Hungerstreik, verzweifelte Blicke, moralische Überlegenheit, Drama baby: Der Wahlkampf wurde begleitet von einer „Aktivisti“-Aktion mit Transpis und Hungerstreikis.* Nahezu alle Medien machten mit, und gefährdeten damit das Leben der Hungerstreikenden, denen es angesichts der fortgesetzten öffentlichen Aufmerksamkeit auch immer schwerer gemacht wurde, den Streik ohne Zielerreichung zu beenden. Immerhin hat Olaf Scholz angerufen, so dass das gesichtswahrend geschehen konnte. Der Spiegel (und andere) dokumentieren das Zusammentreffen, und, war das nicht klar, den Aktivisti war das nicht genug.
Ohne auf die komplette Veranstaltung eingehen zu wollen, hier die erste von zwei Forderungen der ehemaligen Hungerstreikenden (oder tun sie das noch immer, lieber Spiegel?)

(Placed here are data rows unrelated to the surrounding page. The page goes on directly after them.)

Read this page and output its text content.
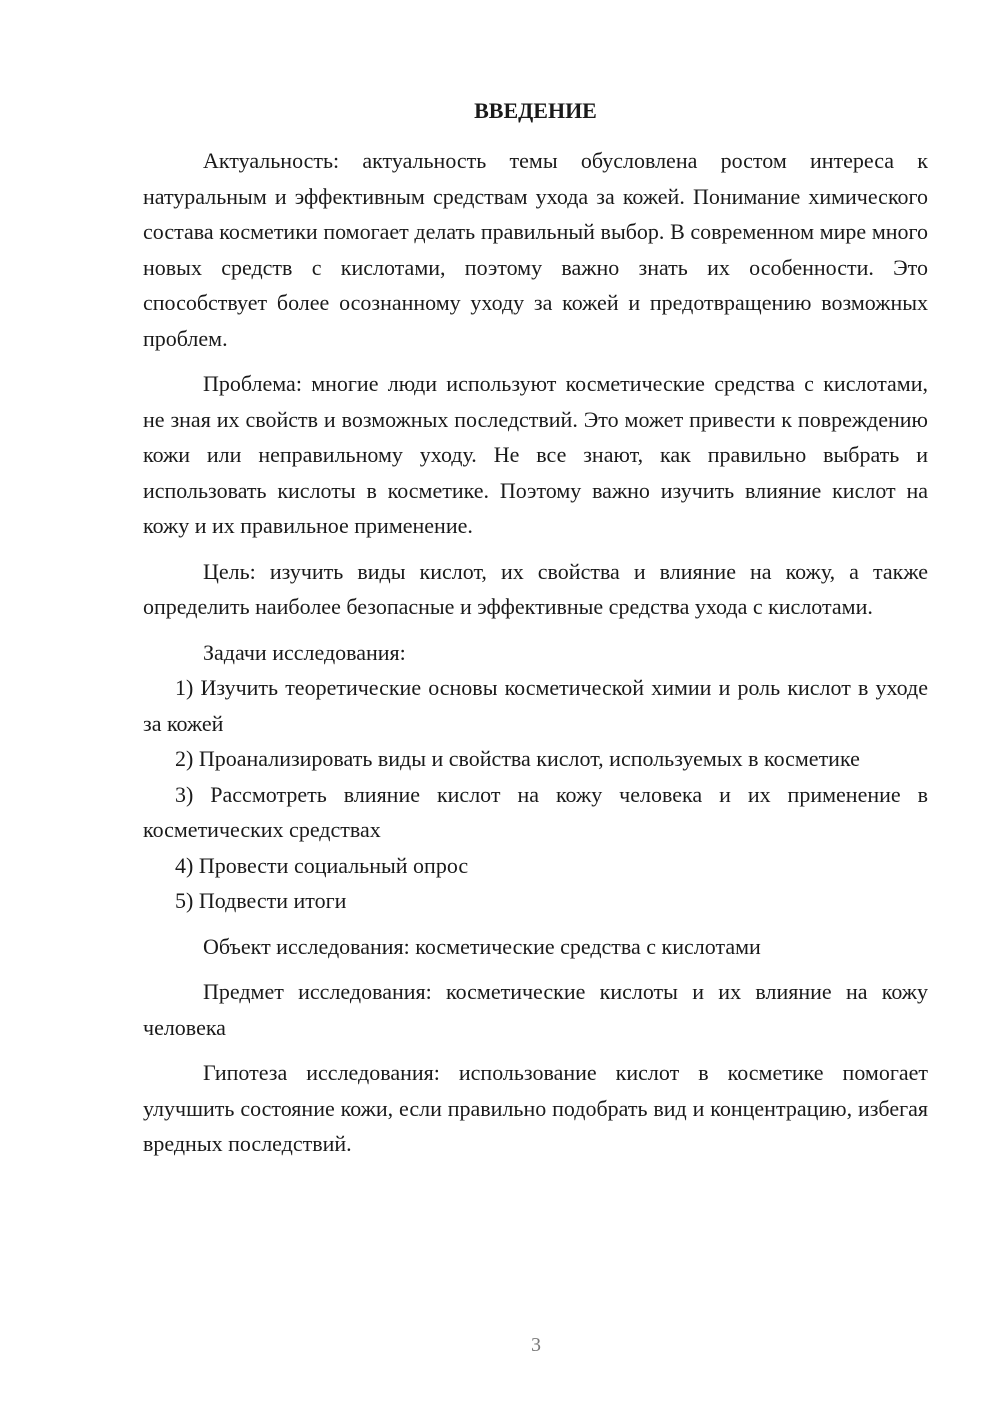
ВВЕДЕНИЕ

Актуальность: актуальность темы обусловлена ростом интереса к натуральным и эффективным средствам ухода за кожей. Понимание химического состава косметики помогает делать правильный выбор. В современном мире много новых средств с кислотами, поэтому важно знать их особенности. Это способствует более осознанному уходу за кожей и предотвращению возможных проблем.

Проблема: многие люди используют косметические средства с кислотами, не зная их свойств и возможных последствий. Это может привести к повреждению кожи или неправильному уходу. Не все знают, как правильно выбрать и использовать кислоты в косметике. Поэтому важно изучить влияние кислот на кожу и их правильное применение.

Цель: изучить виды кислот, их свойства и влияние на кожу, а также определить наиболее безопасные и эффективные средства ухода с кислотами.

Задачи исследования:

1) Изучить теоретические основы косметической химии и роль кислот в уходе за кожей

2) Проанализировать виды и свойства кислот, используемых в косметике

3) Рассмотреть влияние кислот на кожу человека и их применение в косметических средствах

4) Провести социальный опрос

5) Подвести итоги

Объект исследования: косметические средства с кислотами

Предмет исследования: косметические кислоты и их влияние на кожу человека

Гипотеза исследования: использование кислот в косметике помогает улучшить состояние кожи, если правильно подобрать вид и концентрацию, избегая вредных последствий.

3
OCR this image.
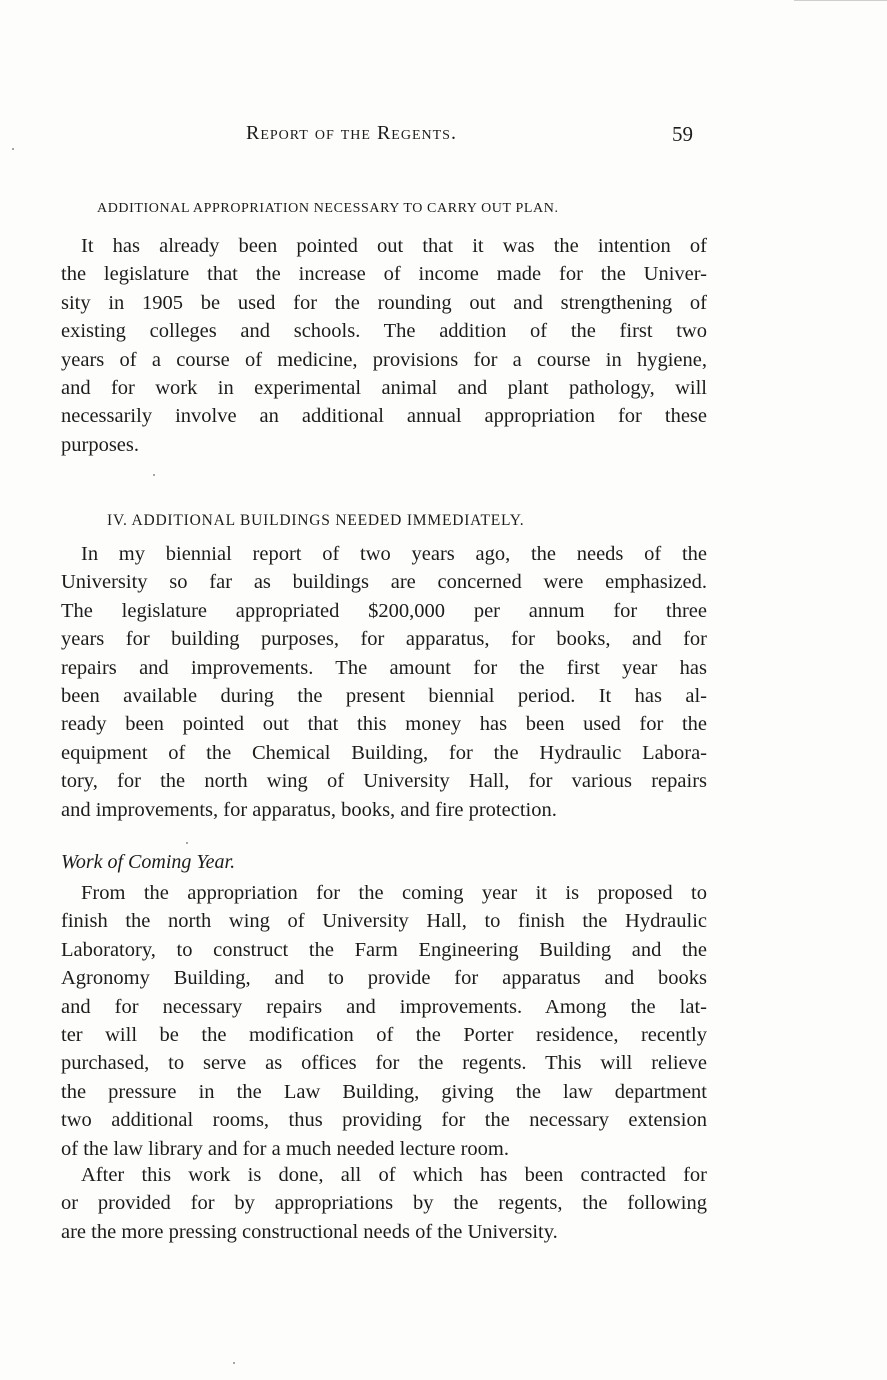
Report of the Regents.	59
ADDITIONAL APPROPRIATION NECESSARY TO CARRY OUT PLAN.
It has already been pointed out that it was the intention of
the legislature that the increase of income made for the Univer-
sity in 1905 be used for the rounding out and strengthening of
existing colleges and schools. The addition of the first two
years of a course of medicine, provisions for a course in hygiene,
and for work in experimental animal and plant pathology, will
necessarily involve an additional annual appropriation for these
purposes.
IV. ADDITIONAL BUILDINGS NEEDED IMMEDIATELY.
In my biennial report of two years ago, the needs of the
University so far as buildings are concerned were emphasized.
The legislature appropriated $200,000 per annum for three
years for building purposes, for apparatus, for books, and for
repairs and improvements. The amount for the first year has
been available during the present biennial period. It has al-
ready been pointed out that this money has been used for the
equipment of the Chemical Building, for the Hydraulic Labora-
tory, for the north wing of University Hall, for various repairs
and improvements, for apparatus, books, and fire protection.
Work of Coming Year.
From the appropriation for the coming year it is proposed to
finish the north wing of University Hall, to finish the Hydraulic
Laboratory, to construct the Farm Engineering Building and the
Agronomy Building, and to provide for apparatus and books
and for necessary repairs and improvements. Among the lat-
ter will be the modification of the Porter residence, recently
purchased, to serve as offices for the regents. This will relieve
the pressure in the Law Building, giving the law department
two additional rooms, thus providing for the necessary extension
of the law library and for a much needed lecture room.
After this work is done, all of which has been contracted for
or provided for by appropriations by the regents, the following
are the more pressing constructional needs of the University.
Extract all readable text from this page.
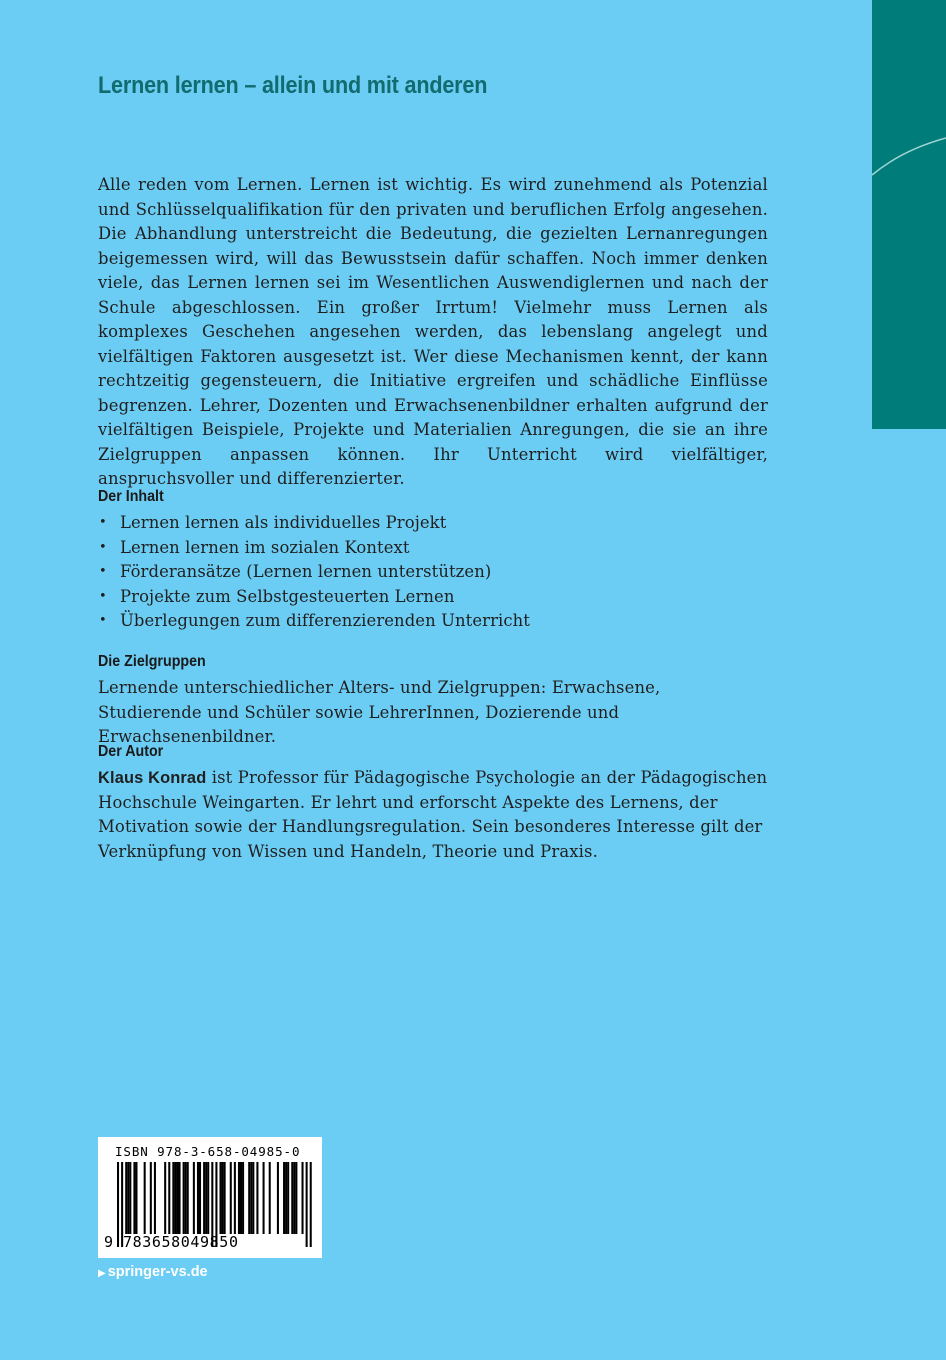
Lernen lernen – allein und mit anderen

Alle reden vom Lernen. Lernen ist wichtig. Es wird zunehmend als Potenzial und Schlüsselqualifikation für den privaten und beruflichen Erfolg angesehen. Die Abhandlung unterstreicht die Bedeutung, die gezielten Lernanregungen beigemessen wird, will das Bewusstsein dafür schaffen. Noch immer denken viele, das Lernen lernen sei im Wesentlichen Auswendiglernen und nach der Schule abgeschlossen. Ein großer Irrtum! Vielmehr muss Lernen als komplexes Geschehen angesehen werden, das lebenslang angelegt und vielfältigen Faktoren ausgesetzt ist. Wer diese Mechanismen kennt, der kann rechtzeitig gegensteuern, die Initiative ergreifen und schädliche Einflüsse begrenzen. Lehrer, Dozenten und Erwachsenenbildner erhalten aufgrund der vielfältigen Beispiele, Projekte und Materialien Anregungen, die sie an ihre Zielgruppen anpassen können. Ihr Unterricht wird vielfältiger, anspruchsvoller und differenzierter.

Der Inhalt
• Lernen lernen als individuelles Projekt
• Lernen lernen im sozialen Kontext
• Förderansätze (Lernen lernen unterstützen)
• Projekte zum Selbstgesteuerten Lernen
• Überlegungen zum differenzierenden Unterricht
Die Zielgruppen

Lernende unterschiedlicher Alters- und Zielgruppen: Erwachsene, Studierende und Schüler sowie LehrerInnen, Dozierende und Erwachsenenbildner.

Der Autor

Klaus Konrad ist Professor für Pädagogische Psychologie an der Pädagogischen Hochschule Weingarten. Er lehrt und erforscht Aspekte des Lernens, der Motivation sowie der Handlungsregulation. Sein besonderes Interesse gilt der Verknüpfung von Wissen und Handeln, Theorie und Praxis.

ISBN 978-3-658-04985-0
9 783658049850
▶ springer-vs.de
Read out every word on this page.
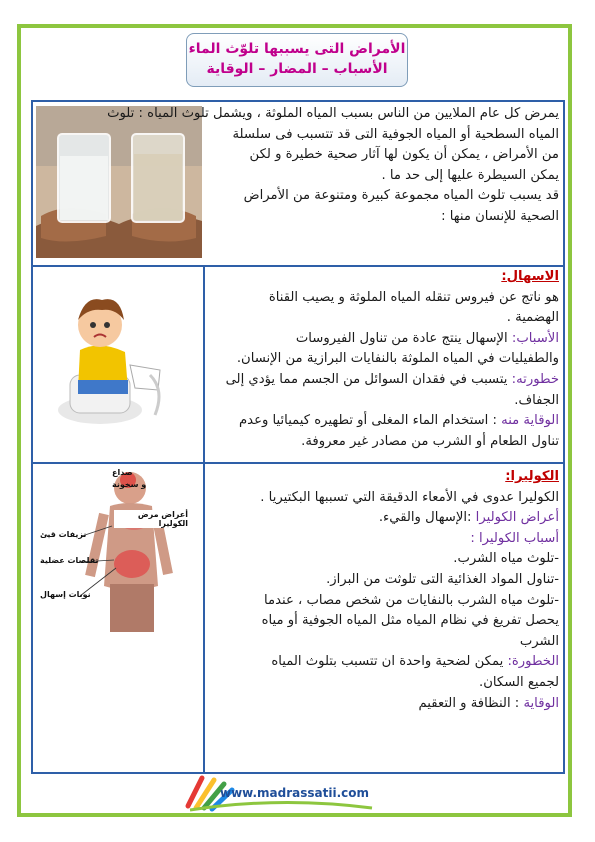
الأمراض التى يسببها تلوّث الماء
الأسباب – المضار – الوقاية
يمرض كل عام الملايين من الناس بسبب المياه الملوثة ، ويشمل تلوث المياه : تلوث
المياه السطحية أو المياه الجوفية التى قد تتسبب فى سلسلة
من الأمراض ، يمكن أن يكون لها آثار صحية خطيرة و لكن
يمكن السيطرة عليها إلى حد ما .
قد يسبب تلوث المياه مجموعة كبيرة ومتنوعة من الأمراض
الصحية للإنسان منها :
الاسهال:
هو ناتج عن فيروس تنقله المياه الملوثة و يصيب القناة
الهضمية .
الأسباب: الإسهال ينتج عادة من تناول الفيروسات
والطفيليات في المياه الملوثة بالنفايات البرازية من الإنسان.
خطورته: يتسبب في فقدان السوائل من الجسم مما يؤدي إلى
الجفاف.
الوقاية منه : استخدام الماء المغلى أو تطهيره كيميائيا وعدم
تناول الطعام أو الشرب من مصادر غير معروفة.
صداع
و سخونة
أعراض مرض الكوليرا
نزيفات قيئ
تقلصات عضلية
نوبات إسهال
الكوليرا:
الكوليرا عدوى في الأمعاء الدقيقة التي تسببها البكتيريا .
أعراض الكوليرا :الإسهال والقيء.
أسباب الكوليرا :
-تلوث مياه الشرب.
-تناول المواد الغذائية التى تلوثت من البراز.
-تلوث مياه الشرب بالنفايات من شخص مصاب ، عندما
يحصل تفريغ في نظام المياه مثل المياه الجوفية أو مياه
الشرب
الخطورة: يمكن لضحية واحدة ان تتسبب بتلوث المياه
لجميع السكان.
الوقاية : النظافة و التعقيم
www.madrassatii.com
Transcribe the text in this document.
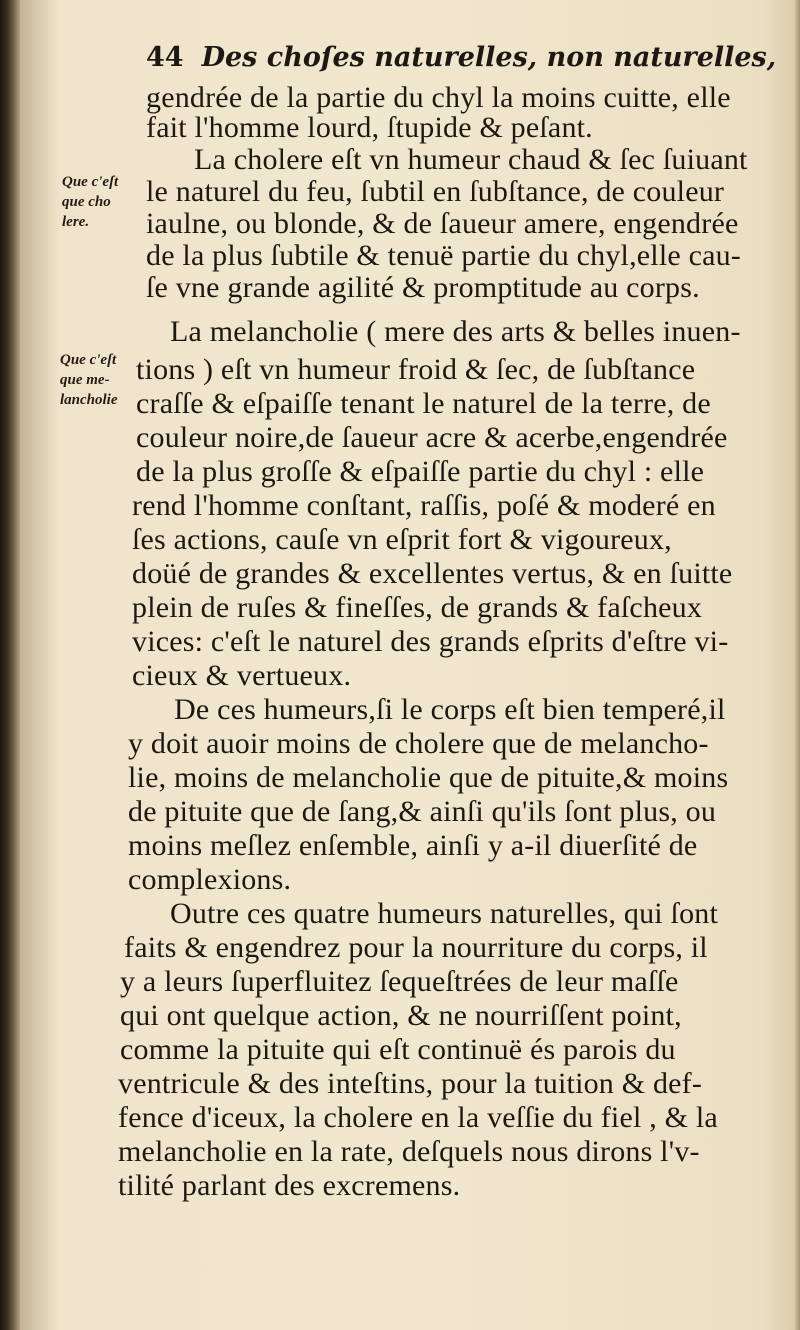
44 Des choſes naturelles, non naturelles,
gendrée de la partie du chyl la moins cuitte, elle
fait l'homme lourd, ſtupide & peſant.
La cholere eſt vn humeur chaud & ſec ſuiuant
le naturel du feu, ſubtil en ſubſtance, de couleur
iaulne, ou blonde, & de ſaueur amere, engendrée
de la plus ſubtile & tenuë partie du chyl,elle cau-
ſe vne grande agilité & promptitude au corps.
La melancholie ( mere des arts & belles inuen-
tions ) eſt vn humeur froid & ſec, de ſubſtance
craſſe & eſpaiſſe tenant le naturel de la terre, de
couleur noire,de ſaueur acre & acerbe,engendrée
de la plus groſſe & eſpaiſſe partie du chyl : elle
rend l'homme conſtant, raſſis, poſé & moderé en
ſes actions, cauſe vn eſprit fort & vigoureux,
doüé de grandes & excellentes vertus, & en ſuitte
plein de ruſes & fineſſes, de grands & faſcheux
vices: c'eſt le naturel des grands eſprits d'eſtre vi-
cieux & vertueux.
De ces humeurs,ſi le corps eſt bien temperé,il
y doit auoir moins de cholere que de melancho-
lie, moins de melancholie que de pituite,& moins
de pituite que de ſang,& ainſi qu'ils ſont plus, ou
moins meſlez enſemble, ainſi y a-il diuerſité de
complexions.
Outre ces quatre humeurs naturelles, qui ſont
faits & engendrez pour la nourriture du corps, il
y a leurs ſuperfluitez ſequeſtrées de leur maſſe
qui ont quelque action, & ne nourriſſent point,
comme la pituite qui eſt continuë és parois du
ventricule & des inteſtins, pour la tuition & def-
fence d'iceux, la cholere en la veſſie du fiel , & la
melancholie en la rate, deſquels nous dirons l'v-
tilité parlant des excremens.
Que c'eſt
que cho
lere.
Que c'eſt
que me-
lancholie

Erste Forderung: Die neue Bundesregierung müsse sofort gegen die Lebensmittelverschwendung vorgehen. Große Supermärkte sollten verpflichtet werden, noch genießbares Essen zu spenden, um so ihren CO₂-Fußabdruck zu reduzieren. Damit das passiere, müsse die nächste Bundesregierung ein Essen-Retten-Gesetz nach dem Vorbild Frankreichs auf den Weg bringen.
ebd.
Die Welt ist damit nahezu gerettet.
Wirklich, dafür Hungerstreikende/r sein?
Das ist, wie beim Abschaffen der Plastikstrohhalme, das Problem am aktivistischen Ansatz, der auf Zahlen, Daten, Fakten keine Rücksicht nimmt. Denn selbst wenn Lebensmittelverschwendung ein wichtiges Thema ist: die Supermärkte sind nicht das Problem.
Im August gab es neue Zahlen aus dem Ernährungsministerium:
Blöd ist an der Grafik, dass alle grünen Kreise gleich groß sind. Aber wer lesen kann, der sieht: der größte Brocken bei der Lebensmittelverschwendung ist das Wegwerfen in privaten Haushalten (52%). Groß- und Einzelhandel tragen zu 4 Prozent bei.
Darf ich mich also fragen: was soll das?
Die falsche Priorisierung kommt auch durch die Aktivistenmedien:
Die Welthungerhilfe gibt sich in ihrem „Fact-Sheet Nahrungsmittelverschwendung“ alle Mühe, die Studienergebnisse zu verschleiern:
Das macht man/frau, indem ganz unterschiedliche Messgrößen verwendet werden, also mal absolute Zahl in Tonnen, dann Pro Kopf in Kilo, dann Prozent (immerhin: 0,5 Tonnen), bei Prozessverlusten wieder Prozent und bei Außer-Haus-Verpflegung wieder Tonnen.
Außer Haus umfasst übrigens Kantinen, Gaststätten etc., das ist auch nicht wenig. Allerdings ist hier das Erfassen auch nicht einfach (Studie, S. 27ff)
Es ist Aufgabe von Journalisten, das auch mal einzuordnen und nicht nur zu protokollieren.
*Tut mir leid, das mit Hungerstreikis ist vielleicht unnötig polemisch, aber das nervt mich so an der Aktivist:innenberichterstattung etwa der taz, die diese Niedlichkeitsformen irgendwie vollkommen kritiklos in ihre Berichterstattung übernommen hat. Aktivisti, Danni, Hambi. Ich käme mir als Mensch mit Anliegen verarscht vor.